The 2000s haven’t treated European gifts and collectibles cataloger House of Tyrol very well. And after a steady stream of harmful circumstances that ended up sending 2003 sales into a tailspin, the parent company of the Tyrol International catalog said on April 23 that the catalog mailed in early April would be its last. The company will wind down operations and close by the end of June.
To publish a summer catalog, Cleveland, GA-based Tyrol needed $1 million in capital that it couldn’t get, says owner/president/CEO Bernd Nagy. “We had problems in keeping our promises to our printer in a timely manner,” he says. “We couldn’t obtain cash we needed, and sales were down so much that we couldn’t cover printing, postage, and production.”
The company, whose sales peaked at $15 million in 1999, started going downhill in 2000. “Response just wasn’t there,” Nagy says. “Then came Sept. 11, then came the postal increases of 2001. Customer confidence then fell, shipping costs increased, catalog production costs increased, and the first three and a half months of this year were just horrible.”

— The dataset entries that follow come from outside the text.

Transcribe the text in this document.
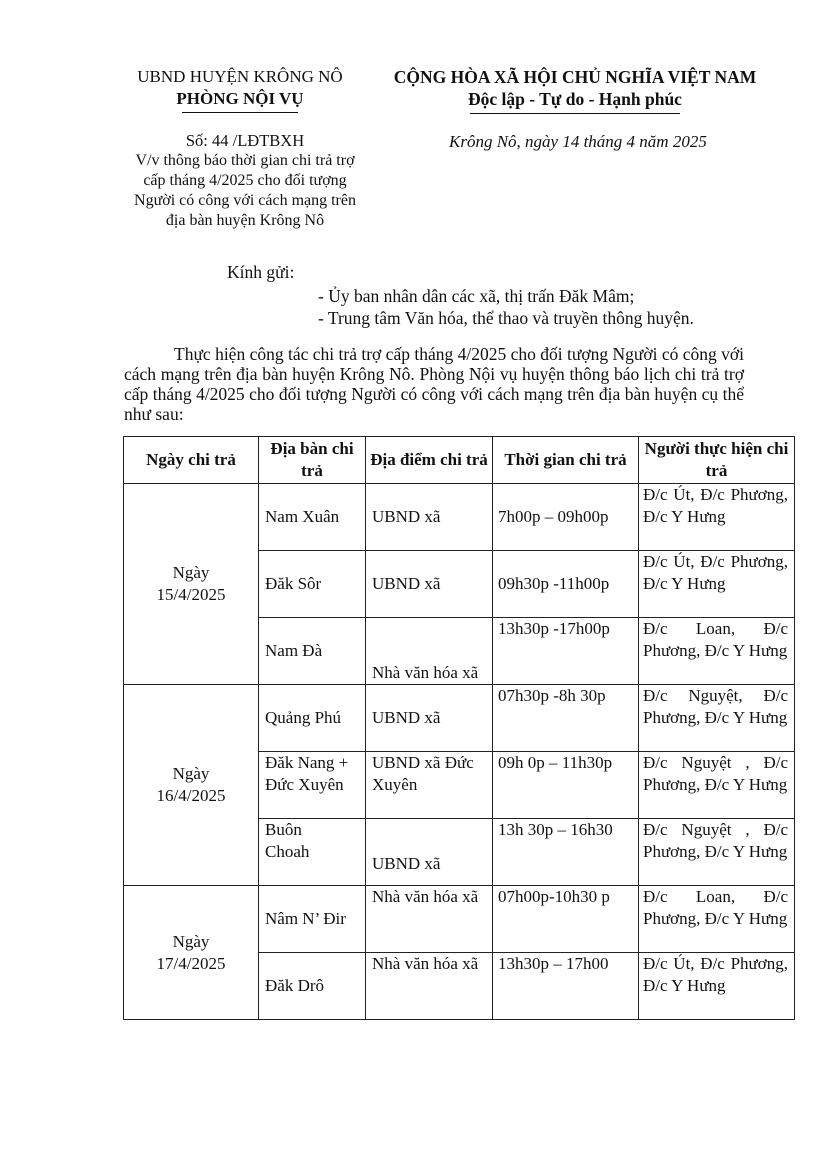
UBND HUYỆN KRÔNG NÔ
PHÒNG NỘI VỤ
CỘNG HÒA XÃ HỘI CHỦ NGHĨA VIỆT NAM
Độc lập - Tự do - Hạnh phúc
Số: 44 /LĐTBXH
V/v thông báo thời gian chi trả trợ
cấp tháng 4/2025 cho đối tượng
Người có công với cách mạng trên
địa bàn huyện Krông Nô
Krông Nô, ngày 14 tháng 4 năm 2025
Kính gửi:
- Ủy ban nhân dân các xã, thị trấn Đăk Mâm;
- Trung tâm Văn hóa, thể thao và truyền thông huyện.
Thực hiện công tác chi trả trợ cấp tháng 4/2025 cho đối tượng Người có công với cách mạng trên địa bàn huyện Krông Nô. Phòng Nội vụ huyện thông báo lịch chi trả trợ cấp tháng 4/2025 cho đối tượng Người có công với cách mạng trên địa bàn huyện cụ thể như sau:
Ngày chi trả	Địa bàn chi trả	Địa điểm chi trả	Thời gian chi trả	Người thực hiện chi trả
Ngày 15/4/2025	Nam Xuân	UBND xã	7h00p – 09h00p	Đ/c Út, Đ/c Phương, Đ/c Y Hưng
	Đăk Sôr	UBND xã	09h30p -11h00p	Đ/c Út, Đ/c Phương, Đ/c Y Hưng
	Nam Đà	Nhà văn hóa xã	13h30p -17h00p	Đ/c Loan, Đ/c Phương, Đ/c Y Hưng
Ngày 16/4/2025	Quảng Phú	UBND xã	07h30p -8h 30p	Đ/c Nguyệt, Đ/c Phương, Đ/c Y Hưng
	Đăk Nang + Đức Xuyên	UBND xã Đức Xuyên	09h 0p – 11h30p	Đ/c Nguyệt , Đ/c Phương, Đ/c Y Hưng
	Buôn Choah	UBND xã	13h 30p – 16h30	Đ/c Nguyệt , Đ/c Phương, Đ/c Y Hưng
Ngày 17/4/2025	Nâm N’ Đir	Nhà văn hóa xã	07h00p-10h30 p	Đ/c Loan, Đ/c Phương, Đ/c Y Hưng
	Đăk Drô	Nhà văn hóa xã	13h30p – 17h00	Đ/c Út, Đ/c Phương, Đ/c Y Hưng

Perhaps the straw that broke the camel’s back, however, was customer backlash against the company’s German-made goods. “This year, we got quite a good stack of letters from our customers saying they wouldn’t do business with the German-based manufacturing companies that supplied us, because Germany was opposed to the stand the U.S. took in Iraq,” Nagy says. “It was enough to make us sick—some were not very nice.”
House of Tyrol, which employed 85 people at its peak, was founded by Nagy and his wife, Linda, in 1969. It once operated three stores but closed two of them. Nagy hasn’t decided whether to keep the Cleveland, GA, store in business beyond June. The catalog was launched in 1972.